Does it matter? Sure it does. Thoughtful, courteous national discourse has managed to get us through a revolution against the most powerful nation on the Earth, a War Between the States, and other tragedies and trying times. If we can get along, maybe we can discuss the problems and get the best answers. Maybe a more civil and etiquette-driven discussion of the issues can help us get through the War on Terror.

Instead, we have become a nation led by name-callers, insult-slingers and generally rude, angry and impolite representatives. What does this teach our children?

Our American history is full of great men who teach us the importance of good conduct for the common good. Some say George Washington actually authored “The Rules of Civility and Decent Behaviour in Company and Conversation.” Though not the author, Washington embraced good manners so famously that the “Rules” could easily have been his own creation.

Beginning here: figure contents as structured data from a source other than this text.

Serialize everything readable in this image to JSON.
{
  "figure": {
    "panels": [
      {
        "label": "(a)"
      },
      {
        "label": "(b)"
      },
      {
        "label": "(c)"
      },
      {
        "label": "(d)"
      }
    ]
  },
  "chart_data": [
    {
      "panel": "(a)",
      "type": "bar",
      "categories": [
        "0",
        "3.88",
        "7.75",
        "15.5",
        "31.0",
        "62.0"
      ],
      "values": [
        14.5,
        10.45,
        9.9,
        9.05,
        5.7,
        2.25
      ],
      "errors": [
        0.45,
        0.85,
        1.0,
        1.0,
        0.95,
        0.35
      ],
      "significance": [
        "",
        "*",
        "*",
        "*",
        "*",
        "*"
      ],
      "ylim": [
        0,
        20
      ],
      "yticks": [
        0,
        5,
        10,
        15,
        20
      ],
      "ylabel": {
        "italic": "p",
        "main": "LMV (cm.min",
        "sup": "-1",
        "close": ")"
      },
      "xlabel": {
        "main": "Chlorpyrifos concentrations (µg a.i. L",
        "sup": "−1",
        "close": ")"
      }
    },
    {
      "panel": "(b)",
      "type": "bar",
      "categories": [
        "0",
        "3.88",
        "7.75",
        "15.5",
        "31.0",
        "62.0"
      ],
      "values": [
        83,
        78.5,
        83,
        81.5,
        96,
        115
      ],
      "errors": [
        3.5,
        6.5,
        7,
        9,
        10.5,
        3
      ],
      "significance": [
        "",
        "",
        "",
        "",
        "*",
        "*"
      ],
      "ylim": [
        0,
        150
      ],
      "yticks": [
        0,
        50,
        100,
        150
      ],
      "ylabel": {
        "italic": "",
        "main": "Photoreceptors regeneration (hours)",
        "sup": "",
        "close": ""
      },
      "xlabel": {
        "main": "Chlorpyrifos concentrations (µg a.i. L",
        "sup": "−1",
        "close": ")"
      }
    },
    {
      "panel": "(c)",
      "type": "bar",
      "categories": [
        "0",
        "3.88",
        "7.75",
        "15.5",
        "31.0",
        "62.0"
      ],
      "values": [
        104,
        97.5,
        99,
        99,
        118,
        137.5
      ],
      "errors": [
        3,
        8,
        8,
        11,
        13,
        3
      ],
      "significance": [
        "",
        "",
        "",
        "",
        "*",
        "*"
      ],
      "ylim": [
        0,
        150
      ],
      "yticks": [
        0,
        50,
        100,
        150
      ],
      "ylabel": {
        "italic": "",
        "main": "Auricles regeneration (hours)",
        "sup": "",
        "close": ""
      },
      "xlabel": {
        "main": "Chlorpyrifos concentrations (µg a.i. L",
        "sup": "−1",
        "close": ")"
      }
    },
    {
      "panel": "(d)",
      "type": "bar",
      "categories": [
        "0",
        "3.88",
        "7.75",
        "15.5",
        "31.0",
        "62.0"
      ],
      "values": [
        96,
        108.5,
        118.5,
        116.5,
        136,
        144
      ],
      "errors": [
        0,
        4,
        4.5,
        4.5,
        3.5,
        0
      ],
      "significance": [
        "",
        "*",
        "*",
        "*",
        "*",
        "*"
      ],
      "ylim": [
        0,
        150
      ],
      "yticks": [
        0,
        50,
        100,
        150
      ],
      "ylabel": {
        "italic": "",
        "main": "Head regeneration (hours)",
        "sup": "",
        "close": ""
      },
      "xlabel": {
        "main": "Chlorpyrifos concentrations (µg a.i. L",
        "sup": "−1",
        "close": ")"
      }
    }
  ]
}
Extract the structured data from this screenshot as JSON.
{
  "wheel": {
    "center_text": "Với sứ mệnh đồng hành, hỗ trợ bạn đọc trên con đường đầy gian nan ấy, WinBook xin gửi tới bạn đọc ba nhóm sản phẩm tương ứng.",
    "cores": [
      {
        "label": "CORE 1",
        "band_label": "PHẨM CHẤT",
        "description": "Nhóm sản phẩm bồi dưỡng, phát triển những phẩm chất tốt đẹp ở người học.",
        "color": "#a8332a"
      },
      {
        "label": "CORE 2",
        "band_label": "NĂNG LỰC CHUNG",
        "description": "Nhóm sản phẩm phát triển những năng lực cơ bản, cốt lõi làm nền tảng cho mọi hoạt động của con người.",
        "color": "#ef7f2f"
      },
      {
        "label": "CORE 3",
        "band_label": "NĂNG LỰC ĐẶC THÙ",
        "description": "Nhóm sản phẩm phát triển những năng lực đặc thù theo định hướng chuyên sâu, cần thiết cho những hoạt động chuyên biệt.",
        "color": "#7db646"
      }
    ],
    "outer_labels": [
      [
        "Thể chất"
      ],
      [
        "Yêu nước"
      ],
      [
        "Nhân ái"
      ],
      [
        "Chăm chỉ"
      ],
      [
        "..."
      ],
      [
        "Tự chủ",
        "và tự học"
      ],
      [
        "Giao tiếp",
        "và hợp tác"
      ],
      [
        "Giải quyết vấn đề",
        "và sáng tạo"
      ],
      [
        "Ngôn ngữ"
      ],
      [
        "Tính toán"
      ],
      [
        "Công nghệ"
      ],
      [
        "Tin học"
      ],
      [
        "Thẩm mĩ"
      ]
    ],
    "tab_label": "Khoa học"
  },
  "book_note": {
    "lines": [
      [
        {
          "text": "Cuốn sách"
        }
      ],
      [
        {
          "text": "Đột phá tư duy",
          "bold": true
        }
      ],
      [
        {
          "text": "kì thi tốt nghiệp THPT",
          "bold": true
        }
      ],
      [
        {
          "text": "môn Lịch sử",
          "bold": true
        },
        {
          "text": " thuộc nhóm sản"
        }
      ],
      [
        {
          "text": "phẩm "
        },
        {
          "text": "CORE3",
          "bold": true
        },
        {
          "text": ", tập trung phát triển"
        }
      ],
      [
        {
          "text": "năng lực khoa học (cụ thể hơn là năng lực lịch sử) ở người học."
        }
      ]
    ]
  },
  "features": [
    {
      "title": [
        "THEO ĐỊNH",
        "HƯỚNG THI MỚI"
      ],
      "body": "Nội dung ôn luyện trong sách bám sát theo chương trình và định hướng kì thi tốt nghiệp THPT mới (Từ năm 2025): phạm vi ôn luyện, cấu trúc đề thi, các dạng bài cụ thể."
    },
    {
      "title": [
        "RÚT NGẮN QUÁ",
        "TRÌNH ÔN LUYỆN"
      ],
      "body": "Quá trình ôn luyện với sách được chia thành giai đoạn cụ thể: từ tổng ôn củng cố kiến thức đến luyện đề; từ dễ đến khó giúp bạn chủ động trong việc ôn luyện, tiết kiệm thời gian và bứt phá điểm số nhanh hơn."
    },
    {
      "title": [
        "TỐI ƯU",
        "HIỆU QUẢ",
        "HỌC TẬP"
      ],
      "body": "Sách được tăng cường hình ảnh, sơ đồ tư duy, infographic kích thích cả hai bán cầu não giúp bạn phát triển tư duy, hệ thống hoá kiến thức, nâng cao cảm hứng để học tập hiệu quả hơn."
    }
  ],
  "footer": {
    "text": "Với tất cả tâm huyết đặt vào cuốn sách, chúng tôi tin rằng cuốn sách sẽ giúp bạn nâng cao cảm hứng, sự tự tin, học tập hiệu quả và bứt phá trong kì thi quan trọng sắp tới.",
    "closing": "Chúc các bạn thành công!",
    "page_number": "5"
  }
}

The good manners of John Adams also echo to us through history. With Thomas Paine, Adams watched a young American officer conduct himelf less than diplomatically and courteously before the King of France. Adams wrote to his wife, describing the “Man of Choleric Temper.” Adams said the man “like so many Gentlemen from his State, is abrupt and undiplomatic. Last evening, at a Royal Reception, he confronted His Most Christian Majesty Louis XVI with Words both ardent and impatient, whilst Mr. Paine wrung his Hands at the other man’s lack of Tact. Never did I think that I would see our impetuous Paine so pain’d by another’s want of Courtesy and Civility. To our amazement, however, the King took [the mans] Enthusiasm in good Part.”

When told one of his generals, John C. Fremont, had been nominated by a group of 400 anti-Lincoln loyalists to run for president, Lincoln opened a Bible and read aloud from I Samuel:22, “And everyone that was in distress, and everyone that was in debt, and everyone that was discontented gathered themselves unto him; and he became a captain over them; and there were with him about four hundred men.”

Modern statesmen pulled the country together, not by tearing others apart or barking at the media, but more often by thoughtful discourse and conduct.

“Both Teddy and Franklin Roosevelt operated beautifully on the reporters who surrounded them,” wrote David Keirsey and Ray Choiniere in “Presidential Temperament.” “Both used the press as if it were their own publicity machine.” This was largely achieved in a civil, diplomatic style.

I cannot ever recall seeing John F. Kennedy, Jimmy Carter, Ronald Reagan, George H.W. Bush, or George W. Bush look petulant, angry or rude.

Other great national leaders also reflect respect, even admiration, for the importance of good protocol and decorum. Winston Churchill described a 1941 university ceremony this way: “The blitz was running hard at that time, and the night before, the raid … had been heavy. Several hundreds had been killed and wounded. Many houses were destroyed. Buildings next to the university were still burning, and many of the university authorities who conducted the ceremony had pulled on their robes over uniforms begrimed and drenched; but all was presented with faultless ritual and appropriate decorum, and I sustained a very strong and invigorating impression of the superiority of man over the forces that can destroy him.”

Let’s hope our leaders become enlightened enough to avoid the forces that can destroy them. For our sake and the sake of our children.

With that, on this Mother’s Day, I thank my own mother for her determined effort to impart good sense, good conduct and decorum upon this writer. I regret the times that bad conduct, anger and a disregard for etiquette got the best of me. I hope our present day political leaders see the light too.

JOHN CAREY

Mr. Carey is a writer in Arlington, Va.